I use MongoDB, Riak and some other NoSQL solutions in production for some time now. I think the biggest upside to using a NoSQL solution from the start is the thought process where you are not constrained to the relational data model they teach at the university, this makes you more inclined to fit the data to your needs as opposed to adjusting your application to fit the representation of your data.

That said, I think that scaling prematurely is probably not a good thing, if you are building a new web application (or some big data application) it usually takes some time until you reach a limit on anything which requires NoSQL (bandwith, memory, performance...)

The best advice I can give you is to build your application with abstractions to the data model (not ORM) so for instance if you want to fetch a friend list from a user_id I would build an interface for the "friend storage" which will have the method of fetch_friends(user_id):friend_ids by keeping a good abstraction you can swap out the underlying implementation when the need arises.

I myself used this method for some similar purpose in storing user data.

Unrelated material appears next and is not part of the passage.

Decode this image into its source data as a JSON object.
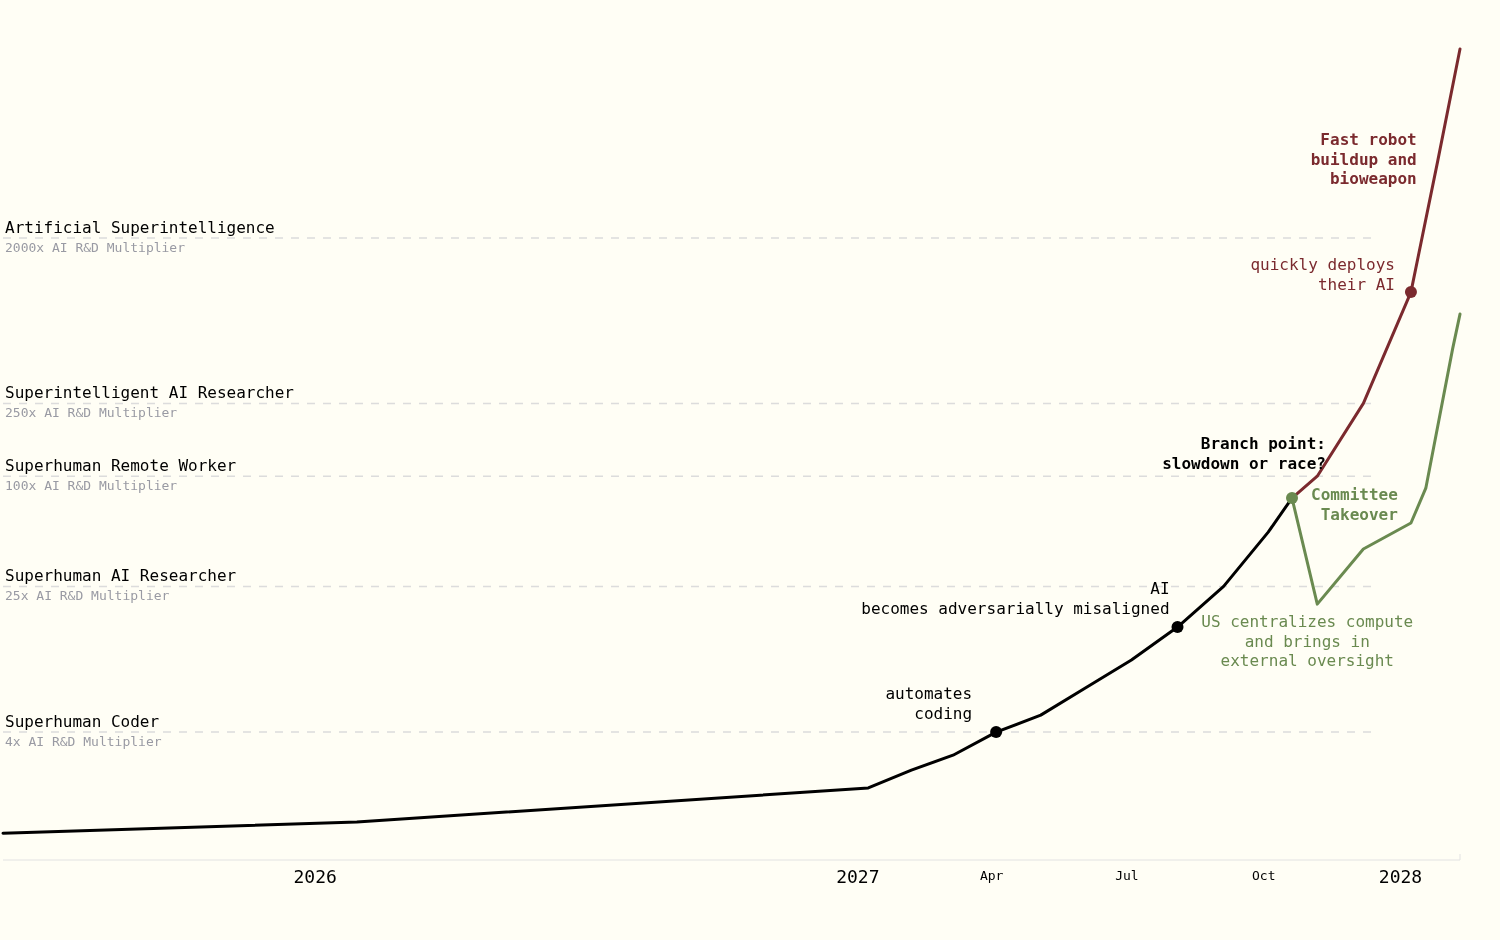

Started off with MongoDB (my data was schema-less) when the load became too much for a single server (before MongoDB had proper sharding) moved on to Riak and when requiring better SLAs for the clients (Riak isn't all that reliable) moved on to some propriety solution. Each move required large overheads in development and integration time, but by then we had the resources to make such a move.

IMHO, if I were you, I would start off with MySQL so that I don't need to think about durability or consistency or persistence and swap it out when I hit some bump.

SQL vs. NoSQL review: http://www.sigmod.org/publications/sigmod-record/1012/pdfs/04.surveys.cattell.pdf

"Scalable RDBMSs thus have an advantage over the NoSQL data stores, because you have the convenience of the higher-level SQL language and ACID properties, but you only pay a price for those when they span nodes."

playOrm allows you to store relational data in a noSQL store and still allow that data to scale as the system grows so have the best of both worlds.